Соломон ответил очень коротко. Но глаза его искали, расспрашивали, требовали. А лицо Андрея Алексеевича и глаза его ничего не отвечали, были немы и тусклы. Соломон назвал несколько имен.
— Нет, нет, не знаю, не слышал… — отвечал Андрей Алексеевич.
Вдруг, словно что-то уяснив себе, Соломой резко оборвал этот спотыкающийся разговор и вошел в зал заседаний. Кивнув нам головой и чуть улыбнувшись, Андрей Алексеевич бросил быстрый взгляд на наши лица и тоже исчез куда-то.
— Ну, что ты скажешь? — говорил Сергей. — Видал своего любимца? Хорош?
— А что, собственно, произошло? — вопросом ответил я. — Разошлись в политических взглядах?
— Что произошло? А вот что: в юности оба были революционеры. Но Соломон оказался стойким. Ни ссылка, ни реакция не сломили его, он не опустил головы ни перед чем! А наш Андрюшка Я уж не знаю, в какую форму облек он свое отступничество, но от революции ушел, покончил со своими былыми убеждениями, благополучно закончил университет и надел вицмундир чиновника!

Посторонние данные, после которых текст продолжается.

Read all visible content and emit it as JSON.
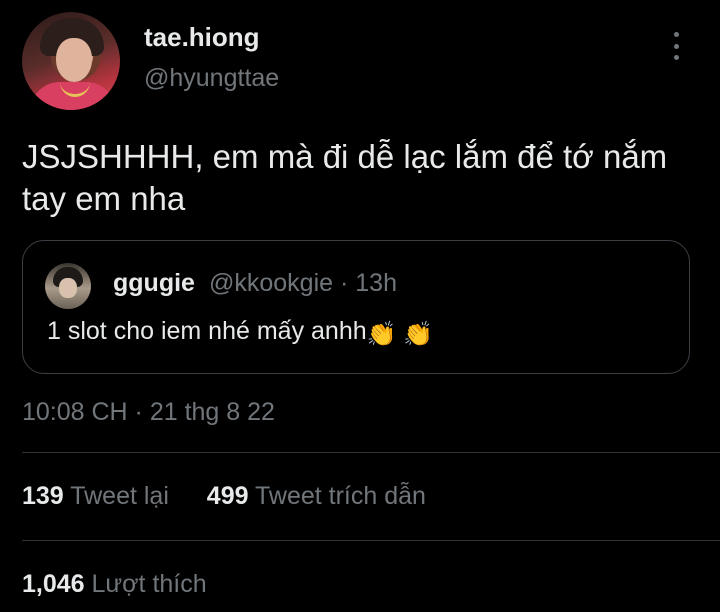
{
  "author": {
    "display_name": "tae.hiong",
    "handle": "@hyungttae"
  },
  "tweet": {
    "text": "JSJSHHHH, em mà đi dễ lạc lắm để tớ nắm tay em nha",
    "timestamp": "10:08 CH · 21 thg 8 22"
  },
  "quoted_tweet": {
    "display_name": "ggugie",
    "meta": "@kkookgie · 13h",
    "text": "1 slot cho iem nhé mấy anhh",
    "emojis": "👏 👏"
  },
  "stats": {
    "retweets_count": "139",
    "retweets_label": "Tweet lại",
    "quotes_count": "499",
    "quotes_label": "Tweet trích dẫn",
    "likes_count": "1,046",
    "likes_label": "Lượt thích"
  },
  "icons": {
    "more": "more-vertical-icon",
    "clap": "clapping-hands-emoji"
  },
  "colors": {
    "background": "#000000",
    "text_primary": "#e7e9ea",
    "text_secondary": "#71767b",
    "border": "#2f3336"
  }
}
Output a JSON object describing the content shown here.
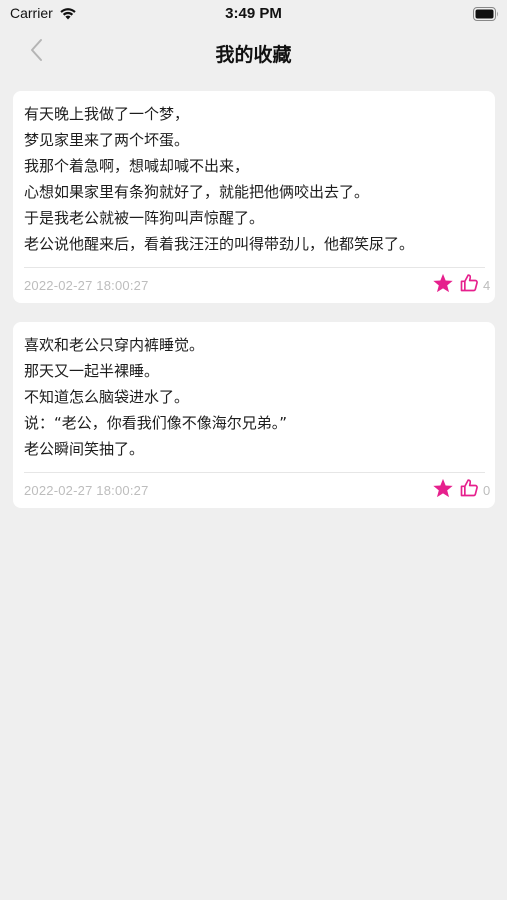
{
  "status_bar": {
    "carrier": "Carrier",
    "time": "3:49 PM"
  },
  "nav": {
    "title": "我的收藏"
  },
  "accent_color": "#e6208d",
  "favorites": [
    {
      "content": "有天晚上我做了一个梦，\n梦见家里来了两个坏蛋。\n我那个着急啊，想喊却喊不出来，\n心想如果家里有条狗就好了，就能把他俩咬出去了。\n于是我老公就被一阵狗叫声惊醒了。\n老公说他醒来后，看着我汪汪的叫得带劲儿，他都笑尿了。",
      "timestamp": "2022-02-27 18:00:27",
      "likes": "4"
    },
    {
      "content": "喜欢和老公只穿内裤睡觉。\n那天又一起半裸睡。\n不知道怎么脑袋进水了。\n说：“老公，你看我们像不像海尔兄弟。”\n老公瞬间笑抽了。",
      "timestamp": "2022-02-27 18:00:27",
      "likes": "0"
    }
  ]
}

Сергей говорил горячо, убежденно, а я молчал. Слишком многим обязан я был Андрею Алексеевичу, чтобы столь беспощадно выносить приговор.
Мы потом долго жили в Челябинске, и Андрей Алексеевич вел большую и полезную работу в советских учреждениях как деятель народного просвещения. Но эта встреча запомнилась мне навсегда.
Половодье
Весной семнадцатого года разливы рек были необыкновенно широки. От Уфы до Нижнего пароход, на котором мы с отцом ехали в Москву, шел не по рекам, — вокруг нас текло пресное, пахнущее снегом и весенними травами бурливое море.
У Пьяного Бора, там, где Волга принимает в себя Каму, берега скрылись бесследно. Сильно дул ветер. На палубе было трудно стоять. Но, схватившись рукой за поручни и захлебываясь ветром, почти ослепленный и оглушенный, я не уходил. Весенняя глубина неба, тысячи маленьких водоворотов, прихотливые пятна пены и зеленоватые льдинки… Яркое солнце, восемнадцать лет от роду, — нет, уходить с палубы нельзя!
Вдруг, что это еще за чудо? По воде плыла деревня: избы с дымящимися трубами и сарайчики, отчаянно, по-весеннему вопит петух, блестят маленькие окна, лают собаки, весело кричат ребятишки, сверкают топоры и вразнобой слышны глухие удары, — там что-то строили, плотничали… Мужчины работали, женщины полоскали белье. Глаза ломило от ситцевой пестряди.
А в лесочке, меж усов, ищут девушки грибов… —точное изображение рыбы-кита из сказки про «Конька-горбунка».
Это был чудовищной величины плот.
Рядом со мной стояли два человека в черных барашковых шапках и халатах, нарядно расшитых, но сильно поношенных. Старик и молодой, оба стройные, сухие и темносмуглые, они изредка перебрасывались какими-то непонятными словами. И я думал: после азиатских пустынь чудно им видеть это расточительное обилие воды, бушующей и насыщенной жизнью. Но плывущая деревня особенно поразила их.
Молодой дергал старика за рукав и указывал на плоты, старик улыбался, покачивал головой, пощипывал скудную бородку и вдруг, приложив ладошку трубочкой ко рту, крикнул резким, как пастушеский рожок, пронзительным голосом:
— Москва-а!
Что хотел он сказать? Сообщить о цели своей поездки? Или, может, думал, что плот этот гонят из Москвы? Или в ознаменование всенародного братского праздника освобождения он хотел приветствовать русских людей дорогим именем великого города?
Но на плотах его поняли…
— Москва, Москва! — вразнобой, вольно и заливисто неслось оттуда.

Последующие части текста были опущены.